Михаил покорно склонил голову, хоть вовсе и не чувствовал в себе готовности к встрече с хозяином вселенной.
- Ты сойдёшь на берег острова, летун, и пойдёшь к его центру, где растет оно – Дерево мира, - продолжил Свитож, не спуская глаз с Миши. – Не пугайся его! Хотя я не знаю, в каком виде оно перед тобой предстанет. Древние ворожеи поговаривали, что Древо может принимать любые обличия. Вплоть до животных! Так это или нет, об этом расскажешь ты мне сам, когда вернёшься. Ты должен будешь подойти к Дереву и попросить открыть доступ к его сердцу – алатырь-камню. Он спрятан в корнях Древа. Глубоко внизу. Что будет дальше я гадать не стану. Если Тиса там, то, возможно, окажется рядом с алатырь-камнем. Если его там нет – мы в ещё большей беде, чем думаем.
- А что делать с Тисой, если мы его получим?

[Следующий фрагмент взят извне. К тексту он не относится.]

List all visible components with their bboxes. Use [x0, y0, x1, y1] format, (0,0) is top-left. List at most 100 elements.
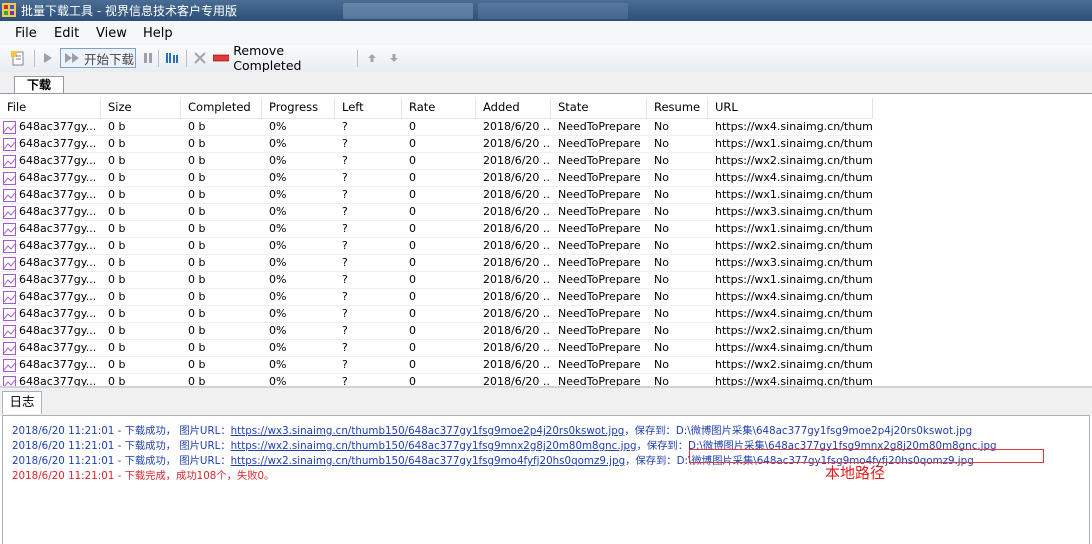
cell-state: NeedToPrepare [558, 239, 641, 252]
cell-rate: 0 [409, 273, 416, 286]
column-header-size[interactable]: Size [101, 98, 181, 118]
log-url-link[interactable]: https://wx2.sinaimg.cn/thumb150/648ac377… [231, 440, 637, 452]
menu-bar: File Edit View Help [0, 21, 1092, 45]
cell-left: ? [342, 358, 348, 371]
log-tab-strip [0, 388, 1092, 416]
cell-file: 648ac377gy... [0, 170, 101, 186]
pause-button[interactable] [141, 48, 155, 68]
image-file-icon [3, 324, 16, 338]
table-row[interactable]: 648ac377gy... 0 b 0 b 0%? 0 2018/6/20 ... Need… [0, 340, 873, 357]
table-row[interactable]: 648ac377gy... 0 b 0 b 0%? 0 2018/6/20 ... Need… [0, 272, 873, 289]
cell-progress: 0% [269, 239, 287, 252]
app-icon [2, 3, 16, 17]
cell-progress: 0% [269, 222, 287, 235]
cell-resume: No [654, 358, 669, 371]
cell-left: ? [342, 290, 348, 303]
table-row[interactable]: 648ac377gy... 0 b 0 b 0%? 0 2018/6/20 ... Need… [0, 136, 873, 153]
cell-size: 0 b [108, 307, 126, 320]
menu-file[interactable]: File [15, 26, 37, 41]
play-button[interactable] [40, 48, 56, 68]
cell-file: 648ac377gy... [0, 221, 101, 237]
cell-completed: 0 b [188, 137, 206, 150]
cell-state: NeedToPrepare [558, 341, 641, 354]
image-file-icon [3, 358, 16, 372]
move-up-button[interactable] [364, 48, 380, 68]
cell-url: https://wx4.sinaimg.cn/thumb... [715, 171, 873, 184]
remove-completed-button[interactable]: Remove Completed [213, 43, 351, 73]
table-row[interactable]: 648ac377gy... 0 b 0 b 0%? 0 2018/6/20 ... Need… [0, 323, 873, 340]
delete-button[interactable] [191, 48, 209, 68]
table-row[interactable]: 648ac377gy... 0 b 0 b 0%? 0 2018/6/20 ... Need… [0, 187, 873, 204]
cell-file: 648ac377gy... [0, 204, 101, 220]
tab-log[interactable]: 日志 [2, 391, 42, 414]
cell-completed: 0 b [188, 171, 206, 184]
cell-completed: 0 b [188, 120, 206, 133]
move-down-button[interactable] [386, 48, 402, 68]
table-row[interactable]: 648ac377gy... 0 b 0 b 0%? 0 2018/6/20 ... Need… [0, 170, 873, 187]
cell-resume: No [654, 171, 669, 184]
table-row[interactable]: 648ac377gy... 0 b 0 b 0%? 0 2018/6/20 ... Need… [0, 255, 873, 272]
log-url-link[interactable]: https://wx2.sinaimg.cn/thumb150/648ac377… [231, 455, 625, 467]
cell-resume: No [654, 154, 669, 167]
column-header-url[interactable]: URL [708, 98, 873, 118]
table-row[interactable]: 648ac377gy... 0 b 0 b 0%? 0 2018/6/20 ... Need… [0, 153, 873, 170]
cell-file: 648ac377gy... [0, 238, 101, 254]
cell-state: NeedToPrepare [558, 273, 641, 286]
cell-file: 648ac377gy... [0, 340, 101, 356]
cell-file: 648ac377gy... [0, 187, 101, 203]
file-name: 648ac377gy... [19, 154, 97, 167]
menu-view[interactable]: View [96, 26, 127, 41]
cell-resume: No [654, 290, 669, 303]
cell-size: 0 b [108, 256, 126, 269]
column-header-left[interactable]: Left [335, 98, 402, 118]
column-header-file[interactable]: File [0, 98, 101, 118]
pause-all-button[interactable] [163, 48, 181, 68]
cell-url: https://wx2.sinaimg.cn/thumb... [715, 324, 873, 337]
cell-size: 0 b [108, 239, 126, 252]
table-row[interactable]: 648ac377gy... 0 b 0 b 0%? 0 2018/6/20 ... Need… [0, 119, 873, 136]
cell-file: 648ac377gy... [0, 289, 101, 305]
table-row[interactable]: 648ac377gy... 0 b 0 b 0%? 0 2018/6/20 ... Need… [0, 221, 873, 238]
cell-added: 2018/6/20 ... [483, 188, 551, 201]
column-header-rate[interactable]: Rate [402, 98, 476, 118]
column-header-state[interactable]: State [551, 98, 647, 118]
table-row[interactable]: 648ac377gy... 0 b 0 b 0%? 0 2018/6/20 ... Need… [0, 289, 873, 306]
cell-url: https://wx1.sinaimg.cn/thumb... [715, 222, 873, 235]
play-icon [44, 53, 52, 63]
menu-edit[interactable]: Edit [54, 26, 79, 41]
cell-size: 0 b [108, 358, 126, 371]
table-row[interactable]: 648ac377gy... 0 b 0 b 0%? 0 2018/6/20 ... Need… [0, 306, 873, 323]
file-name: 648ac377gy... [19, 358, 97, 371]
toolbar-separator [158, 50, 159, 67]
log-url-link[interactable]: https://wx3.sinaimg.cn/thumb150/648ac377… [231, 425, 625, 437]
cell-progress: 0% [269, 273, 287, 286]
cell-state: NeedToPrepare [558, 120, 641, 133]
column-header-completed[interactable]: Completed [181, 98, 262, 118]
cell-file: 648ac377gy... [0, 272, 101, 288]
cell-added: 2018/6/20 ... [483, 205, 551, 218]
table-row[interactable]: 648ac377gy... 0 b 0 b 0%? 0 2018/6/20 ... Need… [0, 357, 873, 374]
cell-resume: No [654, 120, 669, 133]
cell-added: 2018/6/20 ... [483, 324, 551, 337]
delete-x-icon [194, 52, 206, 64]
cell-file: 648ac377gy... [0, 119, 101, 135]
menu-help[interactable]: Help [143, 26, 173, 41]
log-suffix: ，保存到：D:\微博图片采集\648ac377gy1fsg9moe2p4j20r… [624, 425, 973, 437]
cell-size: 0 b [108, 171, 126, 184]
cell-progress: 0% [269, 324, 287, 337]
start-download-button[interactable]: 开始下载 [60, 48, 136, 68]
cell-left: ? [342, 137, 348, 150]
table-row[interactable]: 648ac377gy... 0 b 0 b 0%? 0 2018/6/20 ... Need… [0, 204, 873, 221]
file-name: 648ac377gy... [19, 307, 97, 320]
cell-completed: 0 b [188, 307, 206, 320]
background-window-tab [478, 3, 628, 19]
column-header-resume[interactable]: Resume [647, 98, 708, 118]
remove-icon [213, 54, 230, 62]
column-header-added[interactable]: Added [476, 98, 551, 118]
new-download-button[interactable] [7, 48, 29, 68]
image-file-icon [3, 239, 16, 253]
column-header-progress[interactable]: Progress [262, 98, 335, 118]
log-summary: 2018/6/20 11:21:01 - 下载完成，成功108个，失败0。 [12, 470, 275, 482]
cell-state: NeedToPrepare [558, 290, 641, 303]
table-row[interactable]: 648ac377gy... 0 b 0 b 0%? 0 2018/6/20 ... Need… [0, 238, 873, 255]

- Нести к Руперту. Никто так не любит Стеллу как рахии! Если камням где-нибудь и суждено храниться, то только у их верных слуг, правителем которых является верховный жрец нашего Ордена – мудрый царь Руперт. Не правда ли, Лурд?
- Истинная правда, Свитож, - ответил рахия. – Камни и тот священный огонь, что они несут – это смысл существования моего народа. Любой рахия без раздумий отдаст свою жизнь за Бога и Луч!
- Именно об этом я и говорил, - кивнул старец, – там сами горы послужат защитой для священных даров Бога. Ну а теперь, вам пора отдохнуть и двигаться в дорогу. Мы не можем позволить себе ждать.
Воины разбрелись по внушительному дому знахаря и расположились на широких скамьях из вытертого временем дерева. Дом старца всегда был открыт для гостей, о чём могли бы рассказать эти полати, если бы имели голос. Доски заскрипели под телами воинов, предлагая удобные выемки для уставших мышц.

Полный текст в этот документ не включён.